Vice President of the Chamber of Deputies
- In office 6 February 2018 – 31 August 2018
- President: Edgar Romo García
- Preceded by: Martha Hilda González
- Succeeded by: Dolores Padierna

Personal details
- Born: Martha Sofía Tamayo Morales 18 September 1951 (age 74) Mazatlán, Sinaloa, Mexico
- Party: PRI
- Education: Autonomous University of Sinaloa
- Occupation: Lawyer and politician

= Martha Tamayo =

Mexican lawyer and politician

Martha Sofía Tamayo Morales (born 18 September 1951) is a Mexican lawyer and politician affiliated with the Institutional Revolutionary Party (PRI).

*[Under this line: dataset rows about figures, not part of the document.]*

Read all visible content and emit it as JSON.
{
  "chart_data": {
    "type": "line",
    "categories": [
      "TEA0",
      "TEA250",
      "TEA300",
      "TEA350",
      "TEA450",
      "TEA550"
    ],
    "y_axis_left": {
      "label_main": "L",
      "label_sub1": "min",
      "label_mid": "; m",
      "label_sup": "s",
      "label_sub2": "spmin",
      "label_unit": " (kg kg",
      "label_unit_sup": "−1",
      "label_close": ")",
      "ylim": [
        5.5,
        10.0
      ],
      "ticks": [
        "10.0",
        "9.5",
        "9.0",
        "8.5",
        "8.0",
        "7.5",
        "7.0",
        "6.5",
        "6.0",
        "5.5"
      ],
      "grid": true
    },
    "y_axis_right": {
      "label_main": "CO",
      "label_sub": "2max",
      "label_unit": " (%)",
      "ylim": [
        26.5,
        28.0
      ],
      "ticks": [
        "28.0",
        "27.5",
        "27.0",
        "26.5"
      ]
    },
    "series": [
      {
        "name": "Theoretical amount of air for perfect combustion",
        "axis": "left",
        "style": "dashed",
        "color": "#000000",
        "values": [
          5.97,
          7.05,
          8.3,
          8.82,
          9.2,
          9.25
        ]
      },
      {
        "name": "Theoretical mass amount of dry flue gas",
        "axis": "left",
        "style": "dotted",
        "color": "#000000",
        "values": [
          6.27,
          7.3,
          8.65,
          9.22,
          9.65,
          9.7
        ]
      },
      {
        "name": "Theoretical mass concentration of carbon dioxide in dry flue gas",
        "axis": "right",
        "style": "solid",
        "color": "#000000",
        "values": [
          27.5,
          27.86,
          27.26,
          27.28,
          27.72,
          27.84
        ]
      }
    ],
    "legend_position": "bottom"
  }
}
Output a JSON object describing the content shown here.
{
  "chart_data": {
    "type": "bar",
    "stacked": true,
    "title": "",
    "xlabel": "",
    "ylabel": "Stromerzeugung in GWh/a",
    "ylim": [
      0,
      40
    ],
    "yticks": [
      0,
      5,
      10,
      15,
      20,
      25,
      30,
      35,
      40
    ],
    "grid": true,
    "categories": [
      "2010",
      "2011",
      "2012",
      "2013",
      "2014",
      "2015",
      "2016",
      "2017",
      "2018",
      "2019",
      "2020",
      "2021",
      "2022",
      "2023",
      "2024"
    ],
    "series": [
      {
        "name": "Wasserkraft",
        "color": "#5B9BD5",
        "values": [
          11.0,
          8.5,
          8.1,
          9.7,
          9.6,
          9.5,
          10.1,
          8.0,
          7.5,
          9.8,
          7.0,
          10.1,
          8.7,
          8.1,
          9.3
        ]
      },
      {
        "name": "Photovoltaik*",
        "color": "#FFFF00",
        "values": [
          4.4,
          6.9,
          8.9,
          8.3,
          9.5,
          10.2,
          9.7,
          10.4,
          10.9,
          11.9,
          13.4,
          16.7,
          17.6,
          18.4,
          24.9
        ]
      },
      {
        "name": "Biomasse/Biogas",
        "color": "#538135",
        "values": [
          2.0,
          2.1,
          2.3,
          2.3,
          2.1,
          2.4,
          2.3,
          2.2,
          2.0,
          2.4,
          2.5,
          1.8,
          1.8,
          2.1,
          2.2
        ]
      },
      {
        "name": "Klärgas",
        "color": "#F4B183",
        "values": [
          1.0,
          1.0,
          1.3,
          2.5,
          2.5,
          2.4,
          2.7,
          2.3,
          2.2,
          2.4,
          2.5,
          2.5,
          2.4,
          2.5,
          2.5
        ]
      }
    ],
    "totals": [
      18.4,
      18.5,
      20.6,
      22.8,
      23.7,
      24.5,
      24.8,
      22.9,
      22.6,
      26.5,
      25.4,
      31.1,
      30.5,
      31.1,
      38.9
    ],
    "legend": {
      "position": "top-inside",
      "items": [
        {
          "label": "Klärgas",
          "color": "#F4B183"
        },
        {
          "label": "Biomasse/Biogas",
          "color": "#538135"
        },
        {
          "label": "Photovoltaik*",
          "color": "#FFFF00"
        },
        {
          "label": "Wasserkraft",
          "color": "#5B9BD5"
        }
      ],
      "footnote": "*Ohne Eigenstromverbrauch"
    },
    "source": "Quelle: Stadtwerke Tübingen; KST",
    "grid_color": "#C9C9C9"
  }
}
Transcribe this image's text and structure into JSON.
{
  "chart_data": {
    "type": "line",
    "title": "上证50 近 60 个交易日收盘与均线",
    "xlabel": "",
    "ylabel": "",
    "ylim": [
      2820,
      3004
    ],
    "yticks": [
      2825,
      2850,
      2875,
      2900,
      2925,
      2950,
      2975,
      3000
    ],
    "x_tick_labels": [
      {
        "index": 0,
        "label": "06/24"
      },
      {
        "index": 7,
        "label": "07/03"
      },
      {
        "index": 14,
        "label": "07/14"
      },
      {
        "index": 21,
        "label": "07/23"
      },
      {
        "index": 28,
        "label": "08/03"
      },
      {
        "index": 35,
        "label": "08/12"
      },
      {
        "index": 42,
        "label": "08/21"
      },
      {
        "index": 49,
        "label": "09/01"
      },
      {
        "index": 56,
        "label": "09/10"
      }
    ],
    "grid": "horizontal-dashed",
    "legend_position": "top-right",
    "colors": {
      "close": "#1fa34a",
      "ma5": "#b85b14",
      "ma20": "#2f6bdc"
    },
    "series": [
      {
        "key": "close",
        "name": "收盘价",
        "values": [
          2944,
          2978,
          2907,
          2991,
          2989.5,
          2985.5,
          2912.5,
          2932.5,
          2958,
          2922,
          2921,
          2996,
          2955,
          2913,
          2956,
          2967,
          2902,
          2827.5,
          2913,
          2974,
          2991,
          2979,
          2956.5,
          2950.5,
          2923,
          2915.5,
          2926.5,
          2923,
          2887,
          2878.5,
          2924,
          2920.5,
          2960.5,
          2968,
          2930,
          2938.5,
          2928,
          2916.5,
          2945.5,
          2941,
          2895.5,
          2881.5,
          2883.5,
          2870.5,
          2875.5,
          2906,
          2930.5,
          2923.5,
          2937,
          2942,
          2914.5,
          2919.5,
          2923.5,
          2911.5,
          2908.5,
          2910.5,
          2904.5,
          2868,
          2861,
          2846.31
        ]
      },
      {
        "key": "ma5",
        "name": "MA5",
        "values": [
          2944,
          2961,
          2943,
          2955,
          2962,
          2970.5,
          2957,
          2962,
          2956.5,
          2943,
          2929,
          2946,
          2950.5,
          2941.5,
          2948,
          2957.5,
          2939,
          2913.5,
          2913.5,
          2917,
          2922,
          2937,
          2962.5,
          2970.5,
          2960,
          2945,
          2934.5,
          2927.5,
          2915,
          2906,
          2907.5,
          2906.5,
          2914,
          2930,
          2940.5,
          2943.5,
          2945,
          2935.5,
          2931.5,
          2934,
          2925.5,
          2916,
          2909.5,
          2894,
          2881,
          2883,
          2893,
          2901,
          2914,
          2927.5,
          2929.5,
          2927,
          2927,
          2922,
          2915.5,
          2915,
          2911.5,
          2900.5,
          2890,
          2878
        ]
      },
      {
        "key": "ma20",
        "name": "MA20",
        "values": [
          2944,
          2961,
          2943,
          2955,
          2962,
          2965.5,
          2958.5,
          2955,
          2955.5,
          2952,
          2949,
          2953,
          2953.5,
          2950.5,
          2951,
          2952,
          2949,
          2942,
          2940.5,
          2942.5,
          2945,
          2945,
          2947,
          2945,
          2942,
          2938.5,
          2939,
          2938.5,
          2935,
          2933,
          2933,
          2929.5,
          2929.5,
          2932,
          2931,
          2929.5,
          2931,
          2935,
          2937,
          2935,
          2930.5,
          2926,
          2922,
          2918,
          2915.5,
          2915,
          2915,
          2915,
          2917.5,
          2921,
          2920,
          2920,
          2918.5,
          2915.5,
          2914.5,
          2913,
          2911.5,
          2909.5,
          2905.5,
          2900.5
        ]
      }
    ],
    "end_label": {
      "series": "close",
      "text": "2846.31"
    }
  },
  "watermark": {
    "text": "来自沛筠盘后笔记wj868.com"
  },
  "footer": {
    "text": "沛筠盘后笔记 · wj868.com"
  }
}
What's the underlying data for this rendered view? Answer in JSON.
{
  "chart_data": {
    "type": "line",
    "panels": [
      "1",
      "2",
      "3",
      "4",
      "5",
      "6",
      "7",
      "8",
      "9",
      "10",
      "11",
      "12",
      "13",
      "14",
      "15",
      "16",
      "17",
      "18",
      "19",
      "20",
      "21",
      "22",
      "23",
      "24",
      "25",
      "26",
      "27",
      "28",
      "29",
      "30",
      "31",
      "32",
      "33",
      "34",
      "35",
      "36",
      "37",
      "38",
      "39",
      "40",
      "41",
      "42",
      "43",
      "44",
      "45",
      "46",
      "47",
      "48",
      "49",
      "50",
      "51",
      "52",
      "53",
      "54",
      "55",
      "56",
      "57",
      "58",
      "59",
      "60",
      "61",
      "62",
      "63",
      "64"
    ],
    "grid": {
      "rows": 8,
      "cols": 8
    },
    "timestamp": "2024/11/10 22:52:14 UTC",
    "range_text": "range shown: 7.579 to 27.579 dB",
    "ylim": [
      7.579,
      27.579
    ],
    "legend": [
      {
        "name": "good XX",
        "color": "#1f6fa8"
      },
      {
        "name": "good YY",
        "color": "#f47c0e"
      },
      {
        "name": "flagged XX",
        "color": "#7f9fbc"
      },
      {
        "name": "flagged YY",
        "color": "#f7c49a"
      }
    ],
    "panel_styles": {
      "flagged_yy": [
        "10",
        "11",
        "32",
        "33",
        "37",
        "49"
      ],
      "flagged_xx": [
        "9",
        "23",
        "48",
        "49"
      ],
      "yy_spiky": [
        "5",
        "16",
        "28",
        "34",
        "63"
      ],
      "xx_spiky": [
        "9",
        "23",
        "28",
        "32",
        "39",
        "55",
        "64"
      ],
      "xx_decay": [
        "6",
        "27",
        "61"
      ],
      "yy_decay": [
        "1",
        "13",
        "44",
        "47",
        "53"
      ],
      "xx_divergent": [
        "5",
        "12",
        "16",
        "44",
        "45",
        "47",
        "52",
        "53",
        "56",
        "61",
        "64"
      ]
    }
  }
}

Tamayo Morales has served in both chambers of Congress.
From 1998 to 2000 she sat in the Chamber of Deputies as the alternate of Gustavo Adolfo Guerrero Ramos, representing Sinaloa's 5th district during the 57th Congress.
In the 2000 general election she was elected to the Senate, where she served during the 58th and 59th Congresses.
Some years later, in the 2015 mid-terms, she was elected to the Chamber of Deputies as a plurinominal deputy for the first electoral region during the 63rd Congress.